JUST LAST month, Akilah Johnson was “surprised and overwhelmed” when she learned that she was a national finalist in the “Doodle 4 Google” contest for elementary through high school students.
Imagine how she feels now.
Akilah, a sophomore at Eastern Senior High School in Northeast Washington, has just been named Google’s big winner in the national contest, topping the 53 state and territory champions, whose work had been culled from about 100,000 student entries.
Akilah is the contest’s first winner from Washington, as D.C. was not eligible to enter the states-only competition in past years. (The Post’s Comic Riffs had joined the chorus of voices urging that the District be included.)
This year’s contest theme was: “What makes me…me.” Akilah drew a box-braided Doodle, titled “My Afrocentric Life,” using color pencils, black crayons and Sharpie markers. The Doodle includes symbols of black heritage and signs representing the Black Lives Matter movement.
“I based this picture off my lifestyle,” she stated as part of her entry, which is featured today on Google’s home page.

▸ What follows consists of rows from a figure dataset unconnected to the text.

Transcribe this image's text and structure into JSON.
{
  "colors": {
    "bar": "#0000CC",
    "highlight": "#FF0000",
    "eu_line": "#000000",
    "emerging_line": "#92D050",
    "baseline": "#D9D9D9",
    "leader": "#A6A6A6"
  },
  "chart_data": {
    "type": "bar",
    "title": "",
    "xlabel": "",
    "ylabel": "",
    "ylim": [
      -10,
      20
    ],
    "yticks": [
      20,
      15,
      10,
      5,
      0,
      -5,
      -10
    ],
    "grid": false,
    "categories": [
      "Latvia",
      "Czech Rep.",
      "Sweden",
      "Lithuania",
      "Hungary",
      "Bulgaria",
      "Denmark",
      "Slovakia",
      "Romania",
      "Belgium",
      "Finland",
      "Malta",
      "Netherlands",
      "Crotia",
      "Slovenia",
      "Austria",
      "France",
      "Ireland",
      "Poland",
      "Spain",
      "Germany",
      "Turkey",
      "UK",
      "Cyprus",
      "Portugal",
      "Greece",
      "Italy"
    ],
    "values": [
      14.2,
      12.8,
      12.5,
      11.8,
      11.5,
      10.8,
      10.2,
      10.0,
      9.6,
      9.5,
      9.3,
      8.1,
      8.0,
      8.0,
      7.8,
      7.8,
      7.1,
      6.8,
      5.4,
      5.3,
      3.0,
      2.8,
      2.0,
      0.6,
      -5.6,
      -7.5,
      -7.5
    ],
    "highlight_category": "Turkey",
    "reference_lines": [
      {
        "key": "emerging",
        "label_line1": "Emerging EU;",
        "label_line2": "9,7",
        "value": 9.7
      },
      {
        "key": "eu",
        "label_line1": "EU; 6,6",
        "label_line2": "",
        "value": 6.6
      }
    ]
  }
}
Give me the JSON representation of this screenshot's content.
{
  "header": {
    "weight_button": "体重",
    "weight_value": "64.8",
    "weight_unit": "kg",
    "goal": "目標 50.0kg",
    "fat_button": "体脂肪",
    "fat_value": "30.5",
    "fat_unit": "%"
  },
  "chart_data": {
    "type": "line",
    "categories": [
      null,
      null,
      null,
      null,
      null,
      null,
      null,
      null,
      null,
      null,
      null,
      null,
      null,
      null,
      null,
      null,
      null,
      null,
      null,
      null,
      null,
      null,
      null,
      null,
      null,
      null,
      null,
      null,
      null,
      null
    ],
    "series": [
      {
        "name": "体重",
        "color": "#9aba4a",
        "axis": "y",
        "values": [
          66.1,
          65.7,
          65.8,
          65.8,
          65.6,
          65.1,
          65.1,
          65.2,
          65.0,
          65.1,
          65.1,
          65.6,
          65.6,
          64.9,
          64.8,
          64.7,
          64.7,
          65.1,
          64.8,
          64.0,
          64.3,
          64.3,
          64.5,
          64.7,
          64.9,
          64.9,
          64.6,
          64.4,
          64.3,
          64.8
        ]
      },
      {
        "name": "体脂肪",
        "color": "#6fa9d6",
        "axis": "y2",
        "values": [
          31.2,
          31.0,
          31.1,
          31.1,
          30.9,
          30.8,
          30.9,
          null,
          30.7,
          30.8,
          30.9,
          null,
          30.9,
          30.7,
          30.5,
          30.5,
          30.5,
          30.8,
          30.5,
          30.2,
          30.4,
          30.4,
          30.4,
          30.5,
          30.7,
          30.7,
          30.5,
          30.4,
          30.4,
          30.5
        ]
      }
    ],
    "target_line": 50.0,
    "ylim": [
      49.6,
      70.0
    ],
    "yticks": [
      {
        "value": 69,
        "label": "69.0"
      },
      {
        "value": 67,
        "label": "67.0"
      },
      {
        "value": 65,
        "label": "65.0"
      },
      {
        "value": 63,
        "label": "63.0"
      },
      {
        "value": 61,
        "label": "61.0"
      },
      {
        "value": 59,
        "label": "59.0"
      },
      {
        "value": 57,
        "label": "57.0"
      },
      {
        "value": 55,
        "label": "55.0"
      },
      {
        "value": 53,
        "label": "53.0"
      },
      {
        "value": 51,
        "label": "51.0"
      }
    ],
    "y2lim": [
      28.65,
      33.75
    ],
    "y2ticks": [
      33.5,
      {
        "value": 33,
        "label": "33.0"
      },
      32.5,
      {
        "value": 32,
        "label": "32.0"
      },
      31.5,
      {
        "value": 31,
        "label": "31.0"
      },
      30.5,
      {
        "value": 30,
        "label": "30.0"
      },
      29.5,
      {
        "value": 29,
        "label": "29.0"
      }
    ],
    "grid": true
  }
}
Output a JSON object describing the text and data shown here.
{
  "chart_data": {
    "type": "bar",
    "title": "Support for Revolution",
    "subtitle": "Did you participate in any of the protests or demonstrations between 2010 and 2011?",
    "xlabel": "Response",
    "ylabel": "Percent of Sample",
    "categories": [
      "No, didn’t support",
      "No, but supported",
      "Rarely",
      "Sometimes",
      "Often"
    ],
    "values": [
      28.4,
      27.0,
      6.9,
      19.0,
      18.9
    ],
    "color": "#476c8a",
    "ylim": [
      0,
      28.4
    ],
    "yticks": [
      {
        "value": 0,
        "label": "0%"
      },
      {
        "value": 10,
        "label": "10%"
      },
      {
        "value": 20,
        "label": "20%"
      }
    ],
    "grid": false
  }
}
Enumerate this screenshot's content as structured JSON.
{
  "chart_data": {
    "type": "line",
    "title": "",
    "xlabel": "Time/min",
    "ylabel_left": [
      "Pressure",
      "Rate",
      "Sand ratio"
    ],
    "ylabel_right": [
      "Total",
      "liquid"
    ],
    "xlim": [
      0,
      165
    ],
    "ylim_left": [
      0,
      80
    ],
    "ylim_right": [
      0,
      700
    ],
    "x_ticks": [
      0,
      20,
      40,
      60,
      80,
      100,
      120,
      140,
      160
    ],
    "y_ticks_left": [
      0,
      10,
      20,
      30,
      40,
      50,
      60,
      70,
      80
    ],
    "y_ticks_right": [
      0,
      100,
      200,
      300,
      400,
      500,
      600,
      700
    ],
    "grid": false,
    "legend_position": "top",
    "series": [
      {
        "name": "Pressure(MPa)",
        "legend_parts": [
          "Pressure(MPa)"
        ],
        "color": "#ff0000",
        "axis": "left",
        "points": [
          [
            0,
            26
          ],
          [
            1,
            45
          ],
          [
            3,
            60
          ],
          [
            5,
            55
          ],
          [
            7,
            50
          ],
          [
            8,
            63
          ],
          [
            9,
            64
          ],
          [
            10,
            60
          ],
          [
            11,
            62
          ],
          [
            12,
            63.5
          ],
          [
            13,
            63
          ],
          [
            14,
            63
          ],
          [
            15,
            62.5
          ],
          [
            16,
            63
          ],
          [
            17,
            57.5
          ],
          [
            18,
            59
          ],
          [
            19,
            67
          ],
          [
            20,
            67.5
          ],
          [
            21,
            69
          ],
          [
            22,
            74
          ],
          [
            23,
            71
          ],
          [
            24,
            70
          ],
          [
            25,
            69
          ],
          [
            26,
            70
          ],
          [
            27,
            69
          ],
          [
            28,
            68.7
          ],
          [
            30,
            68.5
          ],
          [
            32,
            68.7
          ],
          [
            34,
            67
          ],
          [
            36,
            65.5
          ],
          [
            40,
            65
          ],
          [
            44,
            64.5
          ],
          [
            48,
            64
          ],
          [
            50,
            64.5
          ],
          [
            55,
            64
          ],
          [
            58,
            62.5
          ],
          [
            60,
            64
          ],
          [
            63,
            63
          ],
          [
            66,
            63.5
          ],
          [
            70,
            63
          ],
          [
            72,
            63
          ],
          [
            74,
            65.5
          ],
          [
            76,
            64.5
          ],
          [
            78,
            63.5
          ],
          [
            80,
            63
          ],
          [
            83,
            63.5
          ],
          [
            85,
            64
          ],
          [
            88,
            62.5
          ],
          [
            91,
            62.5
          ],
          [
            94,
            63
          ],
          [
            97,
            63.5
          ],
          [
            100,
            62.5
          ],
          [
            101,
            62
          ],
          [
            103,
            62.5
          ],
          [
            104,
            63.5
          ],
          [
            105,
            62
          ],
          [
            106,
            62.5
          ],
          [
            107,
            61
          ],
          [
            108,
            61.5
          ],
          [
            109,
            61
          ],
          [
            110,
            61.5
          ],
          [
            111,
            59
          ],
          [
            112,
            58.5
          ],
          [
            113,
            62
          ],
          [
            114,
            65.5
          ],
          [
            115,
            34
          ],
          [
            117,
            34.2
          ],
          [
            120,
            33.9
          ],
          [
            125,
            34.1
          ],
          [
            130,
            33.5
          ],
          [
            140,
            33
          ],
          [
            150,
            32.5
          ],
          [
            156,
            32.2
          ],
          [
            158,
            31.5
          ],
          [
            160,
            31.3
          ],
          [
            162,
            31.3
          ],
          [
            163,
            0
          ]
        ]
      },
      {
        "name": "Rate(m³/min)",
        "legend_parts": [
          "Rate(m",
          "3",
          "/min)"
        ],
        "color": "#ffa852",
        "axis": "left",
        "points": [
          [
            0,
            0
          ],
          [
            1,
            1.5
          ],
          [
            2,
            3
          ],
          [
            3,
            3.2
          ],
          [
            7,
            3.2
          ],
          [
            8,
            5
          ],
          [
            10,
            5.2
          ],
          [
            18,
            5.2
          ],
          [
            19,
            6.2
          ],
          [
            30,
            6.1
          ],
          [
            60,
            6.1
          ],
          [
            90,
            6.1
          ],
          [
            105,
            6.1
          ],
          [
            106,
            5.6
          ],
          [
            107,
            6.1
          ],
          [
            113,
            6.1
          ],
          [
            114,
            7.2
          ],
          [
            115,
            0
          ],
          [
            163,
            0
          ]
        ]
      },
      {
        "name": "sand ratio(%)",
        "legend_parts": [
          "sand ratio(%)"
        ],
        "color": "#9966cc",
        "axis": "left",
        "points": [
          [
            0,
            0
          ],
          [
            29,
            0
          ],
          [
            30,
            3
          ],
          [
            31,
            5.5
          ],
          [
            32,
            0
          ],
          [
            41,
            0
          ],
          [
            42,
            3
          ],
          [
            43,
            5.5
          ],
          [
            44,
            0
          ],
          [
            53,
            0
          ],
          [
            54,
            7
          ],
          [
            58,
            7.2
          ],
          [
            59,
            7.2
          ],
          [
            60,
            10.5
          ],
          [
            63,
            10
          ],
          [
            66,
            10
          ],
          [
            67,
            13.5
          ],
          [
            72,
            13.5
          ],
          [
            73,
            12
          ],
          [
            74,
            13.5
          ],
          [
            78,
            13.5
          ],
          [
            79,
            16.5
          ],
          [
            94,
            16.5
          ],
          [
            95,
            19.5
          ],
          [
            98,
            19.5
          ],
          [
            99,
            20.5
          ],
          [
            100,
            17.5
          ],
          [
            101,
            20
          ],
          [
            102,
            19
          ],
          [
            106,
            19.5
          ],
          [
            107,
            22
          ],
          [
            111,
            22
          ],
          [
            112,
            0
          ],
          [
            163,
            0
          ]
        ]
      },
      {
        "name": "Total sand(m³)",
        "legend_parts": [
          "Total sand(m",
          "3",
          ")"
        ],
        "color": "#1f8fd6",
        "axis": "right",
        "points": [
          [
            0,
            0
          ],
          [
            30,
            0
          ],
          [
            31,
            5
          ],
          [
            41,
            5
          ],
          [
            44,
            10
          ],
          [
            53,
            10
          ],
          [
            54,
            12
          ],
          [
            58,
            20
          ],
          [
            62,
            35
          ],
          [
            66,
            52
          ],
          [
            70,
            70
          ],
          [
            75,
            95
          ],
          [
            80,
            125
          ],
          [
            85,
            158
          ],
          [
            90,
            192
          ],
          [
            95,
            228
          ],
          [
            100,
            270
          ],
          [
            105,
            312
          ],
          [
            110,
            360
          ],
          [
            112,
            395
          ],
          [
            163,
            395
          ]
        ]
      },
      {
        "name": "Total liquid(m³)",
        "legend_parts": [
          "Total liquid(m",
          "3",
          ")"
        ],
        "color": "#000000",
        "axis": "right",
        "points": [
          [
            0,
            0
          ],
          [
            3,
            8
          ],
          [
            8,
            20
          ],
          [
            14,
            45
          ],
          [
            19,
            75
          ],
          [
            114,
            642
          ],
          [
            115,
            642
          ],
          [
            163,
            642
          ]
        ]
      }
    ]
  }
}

Akilah’s composition reflects bright childhood themes on the left, then moves into more serious reflections on society. “Just as we read from left to right, my goal was to make the picture turn heads from the color to the meaning,” Akilah told Comic Riffs last month. “I have a book that I use that’s full [of] quotes, and the one I went by for this picture was: ‘Be the type of person [who] not only turns heads, but turns souls.’ ”
And today, all eyes were turned toward Akilah, who brought her mother, Tikecia Johnson, and Perkins along on the trip to California. “I never imagined we would be here,” Perkins says today, “but she totally earned it.”
Besides seeing her work spotlighted on Google’s home page, Akilah will receive a $30,000 college scholarship, and her high school will be awarded a $50,000 Google for Education grant “towards the establishment and improvement of a computer lab or technology program.” She also will get to meet with professional artists at Google’s headquarters.
Eastern High celebrated Akilah with an assembly last month, when she was announced as a finalist. “I’m very goofy, so I just started going around smiling and telling everyone, even the people I didn’t know,” Akilah said in February. “Before the assembly started, I was pretty nervous, but after a while, I warmed up and it felt great to have all of my peers support me.”